Having a child doesn't make you a parent; raising them does. Losing a parent is a hard battle to fight. With the confusion comes denial, blame, hate and finally acceptance. Whether it be due to death or abandonment, having to accept the fact that that parent is gone and accepting the fact that life moves on are two stages of the process that come with time.
To The Dad Who Left Me,
It has been seven years since I last saw your face (and who knows how long it was before then). I can remember it so clearly. It's the same face that broke my heart for the first time. The same face that left me feeling alone and unwanted.
I can almost remember the feeling of the wind blowing through my hair on the park swing at age three as you pushed me back and forth. I remember your arms catching me as I jumped off. I remember how strong they were. They were stronger than my doubts at the time. Yet, I can't remember where I parked my car in the college parking lot. It's strange how memories fade at different paces.
I forget so many things during my day-to-day life but I will always remember the day I watched you drive away for the last time.
You never really left. Your presence has burned a hole so deep inside--one that will never fully heal. I see you sometimes. I see you in my grandmother, you both had the same dimpled smile, the same charcoal black hair. I see you in every decision I make. I catch myself wondering if you'd be proud of who I am today, even when I wouldn't care.
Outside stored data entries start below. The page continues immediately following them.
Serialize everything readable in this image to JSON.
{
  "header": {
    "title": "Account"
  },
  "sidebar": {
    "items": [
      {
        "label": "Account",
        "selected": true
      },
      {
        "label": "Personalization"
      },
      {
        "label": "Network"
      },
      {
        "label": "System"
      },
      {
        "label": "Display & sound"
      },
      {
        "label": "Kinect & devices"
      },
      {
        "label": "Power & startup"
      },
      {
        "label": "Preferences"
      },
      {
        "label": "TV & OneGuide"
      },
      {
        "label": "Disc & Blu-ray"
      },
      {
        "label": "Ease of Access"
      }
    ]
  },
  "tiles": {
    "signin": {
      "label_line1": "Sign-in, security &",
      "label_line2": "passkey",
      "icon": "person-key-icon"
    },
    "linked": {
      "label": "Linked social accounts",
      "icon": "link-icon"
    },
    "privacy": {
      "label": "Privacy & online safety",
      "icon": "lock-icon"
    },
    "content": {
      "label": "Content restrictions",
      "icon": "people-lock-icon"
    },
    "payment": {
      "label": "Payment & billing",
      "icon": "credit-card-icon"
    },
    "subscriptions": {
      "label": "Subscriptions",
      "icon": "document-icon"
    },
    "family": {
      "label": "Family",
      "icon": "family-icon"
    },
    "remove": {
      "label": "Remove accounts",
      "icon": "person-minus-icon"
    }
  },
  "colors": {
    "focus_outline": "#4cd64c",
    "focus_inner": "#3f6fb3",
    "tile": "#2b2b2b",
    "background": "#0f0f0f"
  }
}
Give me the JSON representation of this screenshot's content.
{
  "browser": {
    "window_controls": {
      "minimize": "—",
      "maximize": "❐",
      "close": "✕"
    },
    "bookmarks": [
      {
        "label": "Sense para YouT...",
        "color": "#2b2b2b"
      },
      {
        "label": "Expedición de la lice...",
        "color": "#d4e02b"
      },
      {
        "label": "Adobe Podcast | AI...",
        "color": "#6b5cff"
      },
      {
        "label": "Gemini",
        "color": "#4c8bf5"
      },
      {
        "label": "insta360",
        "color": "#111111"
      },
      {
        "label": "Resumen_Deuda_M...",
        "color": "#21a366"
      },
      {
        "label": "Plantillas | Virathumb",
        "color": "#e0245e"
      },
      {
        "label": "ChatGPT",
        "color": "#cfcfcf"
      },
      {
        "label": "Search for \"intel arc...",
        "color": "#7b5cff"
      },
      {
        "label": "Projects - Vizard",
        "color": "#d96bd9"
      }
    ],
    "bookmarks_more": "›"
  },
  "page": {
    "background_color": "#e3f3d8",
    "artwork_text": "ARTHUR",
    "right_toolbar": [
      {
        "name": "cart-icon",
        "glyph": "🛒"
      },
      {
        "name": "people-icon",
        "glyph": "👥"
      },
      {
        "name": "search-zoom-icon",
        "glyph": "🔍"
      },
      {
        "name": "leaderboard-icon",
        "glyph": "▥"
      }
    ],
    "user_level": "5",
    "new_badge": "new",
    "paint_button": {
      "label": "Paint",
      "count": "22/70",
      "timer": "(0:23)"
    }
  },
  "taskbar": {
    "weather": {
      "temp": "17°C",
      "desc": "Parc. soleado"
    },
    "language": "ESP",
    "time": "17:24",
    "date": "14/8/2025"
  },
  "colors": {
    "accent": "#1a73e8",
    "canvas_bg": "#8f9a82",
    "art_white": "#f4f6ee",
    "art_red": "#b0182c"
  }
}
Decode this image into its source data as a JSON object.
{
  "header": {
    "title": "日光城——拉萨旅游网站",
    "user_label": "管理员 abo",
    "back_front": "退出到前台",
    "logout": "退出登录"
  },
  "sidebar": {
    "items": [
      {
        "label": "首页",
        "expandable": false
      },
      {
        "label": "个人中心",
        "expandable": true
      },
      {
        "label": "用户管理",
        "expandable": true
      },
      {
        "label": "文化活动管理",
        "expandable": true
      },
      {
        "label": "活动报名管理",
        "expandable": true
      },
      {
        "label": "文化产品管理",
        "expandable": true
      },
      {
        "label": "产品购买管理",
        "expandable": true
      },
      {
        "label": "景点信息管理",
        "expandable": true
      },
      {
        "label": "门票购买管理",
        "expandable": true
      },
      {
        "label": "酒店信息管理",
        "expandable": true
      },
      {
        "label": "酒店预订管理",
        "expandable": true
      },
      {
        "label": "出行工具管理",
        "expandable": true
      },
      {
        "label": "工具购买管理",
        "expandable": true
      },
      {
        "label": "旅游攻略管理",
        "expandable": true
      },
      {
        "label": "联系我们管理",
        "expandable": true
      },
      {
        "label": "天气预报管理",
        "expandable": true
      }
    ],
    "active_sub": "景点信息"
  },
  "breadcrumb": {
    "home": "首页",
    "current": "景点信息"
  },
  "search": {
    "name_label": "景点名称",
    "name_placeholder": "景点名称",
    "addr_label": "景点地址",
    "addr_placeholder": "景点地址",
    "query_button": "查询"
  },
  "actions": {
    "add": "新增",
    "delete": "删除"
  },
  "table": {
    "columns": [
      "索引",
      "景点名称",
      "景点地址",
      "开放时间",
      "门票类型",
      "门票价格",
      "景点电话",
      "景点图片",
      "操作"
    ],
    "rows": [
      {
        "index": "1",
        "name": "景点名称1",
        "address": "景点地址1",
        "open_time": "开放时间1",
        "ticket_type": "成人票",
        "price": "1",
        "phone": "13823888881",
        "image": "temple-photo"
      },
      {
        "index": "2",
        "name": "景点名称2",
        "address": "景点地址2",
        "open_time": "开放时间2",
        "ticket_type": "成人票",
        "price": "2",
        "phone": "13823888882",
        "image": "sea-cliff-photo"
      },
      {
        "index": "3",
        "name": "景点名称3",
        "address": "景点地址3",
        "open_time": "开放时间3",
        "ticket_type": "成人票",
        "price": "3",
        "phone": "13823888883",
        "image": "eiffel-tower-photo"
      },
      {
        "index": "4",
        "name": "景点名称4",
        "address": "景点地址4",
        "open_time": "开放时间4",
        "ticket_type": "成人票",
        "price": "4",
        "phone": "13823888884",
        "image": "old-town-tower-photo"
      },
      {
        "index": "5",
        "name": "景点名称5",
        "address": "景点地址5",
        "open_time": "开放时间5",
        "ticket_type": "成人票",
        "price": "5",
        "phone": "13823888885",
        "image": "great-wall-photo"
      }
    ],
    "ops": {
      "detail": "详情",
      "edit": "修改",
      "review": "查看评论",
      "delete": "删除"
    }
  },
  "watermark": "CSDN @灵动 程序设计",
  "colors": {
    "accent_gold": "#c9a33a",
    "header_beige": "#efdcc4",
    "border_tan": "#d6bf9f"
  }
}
You made 10,000 decisions the day you left. You decided that I would never have a real father. You decided some things were just more important than what was in your life. You decided to let your daughter watch as her mother fell apart. You decided that I would grow up without you. I would get my license without you. I would graduate without you. Live without you.
You forced me to walk a path where I'm always questioning where I'm heading. I didn't make those decisions for you, but I can decide to forgive you.
I chose to forgive you because you took so much from me and I can now reclaim who I am. I chose to forgive you because after all this time, the alternative just isn't worth it anymore. You made your mistakes, now it's time to live with them.
I forgive you, Dad. And I've moved on.
To The Dad Who Loved Me,
You weren't the first man who I called by that name, but you were the first to earn it.
It took us awhile to bond. I knew I wanted a father; I just didn't know how to be a daughter. I rubbed your love thin. I pushed you to the edge. I could tell you were tired. I was rough. I respect you even more for staying when I know you got so frustrated that you wanted to leave.
I don't believe many understand the hardships that come along with being a step-father. Even years after being my parent, you were still fighting away that shadow my dad left on the family with the fear of being abandoned again.
You didn't just take the time to get to know me, you watched me grow up to the woman I am today. Thank you for teaching me right from wrong. Thank you for teaching me to be independent. Most of all, thank you for making our family whole for the first time in a long time. I couldn't ask for a better fitting piece to our puzzle.
I love you, Dad. Thank you for showing me what love is.